How Is Work Calculated When Separating Charged Sheets?

[NullSpace0]

Homework Statement

I have a current problem set question about the work per unit area required to separate infinite sheets of charge with equal and opposite charge densities from a separation of d to a separation of 2d.

Homework Equations

U=(1/8∏)∫E²dV
W=∫F*dr
E=4∏σ

The Attempt at a Solution

I was thinking I could just find the difference in energy stored in the field before and after... so I would integrate E² over the initial and final volumes, and then the difference must come from work I have put into the system, which shows up as energy stored in the electric field.

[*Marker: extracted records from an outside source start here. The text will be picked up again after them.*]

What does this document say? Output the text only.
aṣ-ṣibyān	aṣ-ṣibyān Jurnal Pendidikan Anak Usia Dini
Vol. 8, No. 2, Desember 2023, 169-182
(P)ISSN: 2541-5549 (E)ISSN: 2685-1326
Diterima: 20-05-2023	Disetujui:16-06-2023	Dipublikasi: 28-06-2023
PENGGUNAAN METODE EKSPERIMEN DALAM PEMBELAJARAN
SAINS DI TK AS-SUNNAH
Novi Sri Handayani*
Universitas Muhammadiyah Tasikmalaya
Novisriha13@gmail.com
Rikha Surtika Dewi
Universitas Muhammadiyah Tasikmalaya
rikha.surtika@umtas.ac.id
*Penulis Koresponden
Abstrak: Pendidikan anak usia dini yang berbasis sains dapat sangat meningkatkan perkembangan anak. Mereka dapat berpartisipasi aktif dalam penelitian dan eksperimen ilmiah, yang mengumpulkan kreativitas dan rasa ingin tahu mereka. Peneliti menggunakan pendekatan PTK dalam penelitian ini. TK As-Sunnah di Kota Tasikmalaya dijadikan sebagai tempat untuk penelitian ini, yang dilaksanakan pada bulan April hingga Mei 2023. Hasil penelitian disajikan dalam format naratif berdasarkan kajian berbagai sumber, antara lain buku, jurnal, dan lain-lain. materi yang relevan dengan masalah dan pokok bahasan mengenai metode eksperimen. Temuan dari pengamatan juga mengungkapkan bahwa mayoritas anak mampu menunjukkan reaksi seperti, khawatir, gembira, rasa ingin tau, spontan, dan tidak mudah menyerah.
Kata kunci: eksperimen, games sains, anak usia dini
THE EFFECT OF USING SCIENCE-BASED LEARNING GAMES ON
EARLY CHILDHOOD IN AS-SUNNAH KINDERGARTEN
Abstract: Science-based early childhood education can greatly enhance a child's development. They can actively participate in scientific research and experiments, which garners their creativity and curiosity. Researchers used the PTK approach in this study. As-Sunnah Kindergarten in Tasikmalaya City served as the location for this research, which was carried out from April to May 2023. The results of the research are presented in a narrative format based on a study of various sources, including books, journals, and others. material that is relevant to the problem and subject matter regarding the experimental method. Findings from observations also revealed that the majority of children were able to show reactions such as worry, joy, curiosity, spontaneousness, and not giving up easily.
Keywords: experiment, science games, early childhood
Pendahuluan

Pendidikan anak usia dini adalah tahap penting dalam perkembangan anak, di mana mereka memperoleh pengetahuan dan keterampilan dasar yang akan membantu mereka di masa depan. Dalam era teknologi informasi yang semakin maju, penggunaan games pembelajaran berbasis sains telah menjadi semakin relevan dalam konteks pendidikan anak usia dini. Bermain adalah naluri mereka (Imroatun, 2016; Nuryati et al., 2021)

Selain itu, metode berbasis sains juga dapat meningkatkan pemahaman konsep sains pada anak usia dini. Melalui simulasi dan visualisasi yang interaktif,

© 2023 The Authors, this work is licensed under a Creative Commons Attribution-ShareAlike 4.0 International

If I do this, I get U_i=2∏σ²d and U_f=4∏σ²d

And so the work is just 2∏σ²d. But how am I sure that this has units work per area? It seems like work per volume because you have (esu^2)/(cm^3) for the units written out fully.

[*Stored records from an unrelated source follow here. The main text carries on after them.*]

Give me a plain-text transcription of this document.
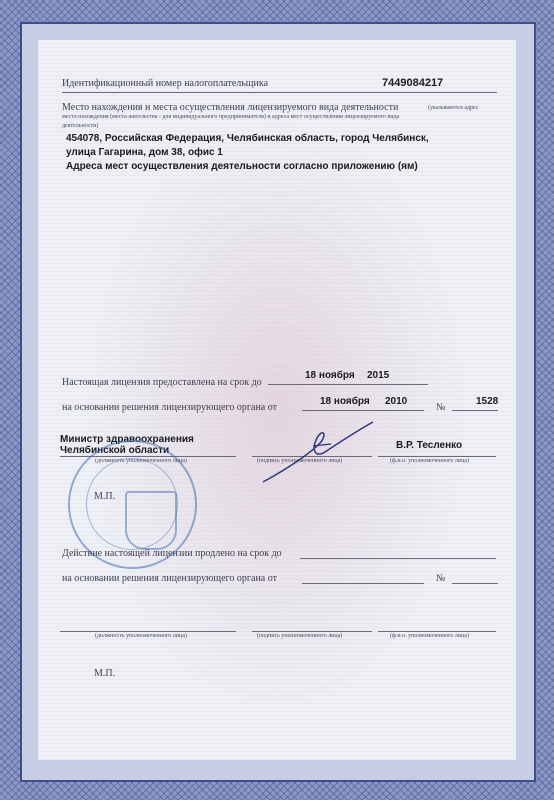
Идентификационный номер налогоплательщика	7449084217
Место нахождения и места осуществления лицензируемого вида деятельности	(указываются адрес
места нахождения (места жительства - для индивидуального предпринимателя) и адреса мест осуществления лицензируемого вида
деятельности)
454078, Российская Федерация, Челябинская область, город Челябинск,
улица Гагарина, дом 38, офис 1
Адреса мест осуществления деятельности согласно приложению (ям)
Настоящая лицензия предоставлена на срок до
18 ноября 2015
на основании решения лицензирующего органа от
18 ноября 2010
№
1528
Министр здравоохранения
Челябинской области	В.Р. Тесленко
(должность уполномоченного лица)	(подпись уполномоченного лица)	(ф.и.о. уполномоченного лица)
М.П.
Действие настоящей лицензии продлено на срок до
на основании решения лицензирующего органа от	№
(должность уполномоченного лица)	(подпись уполномоченного лица)	(ф.и.о. уполномоченного лица)
М.П.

Is there a way to do this by integrating the force (or perhaps the field) rather than finding stored energy changes?

 

[vela]

Remember the potential energy of two charges is $U = \frac{1}{4\pi\epsilon_0} \frac{q_1 q_2}{r}$ (in SI), so energy is charge²/length.

 

[schaefera]

I believe the answer is correct.

 

[NullSpace0]

What about the force method? Or any other method that's valid?

 

[schaefera]

I actually don't know how to do any other method- ideas from other people?

 

[TSny]

I think you can argue that the force felt by a patch of area dA on one sheet is due solely to the electric field produced by the other sheet (E = 2∏σ). The force on the patch is then dq*E where dq = σdA. Since the force will be constant as you separate the plates, the work will just be F*d. I believe this will give you the same answer as the energy method.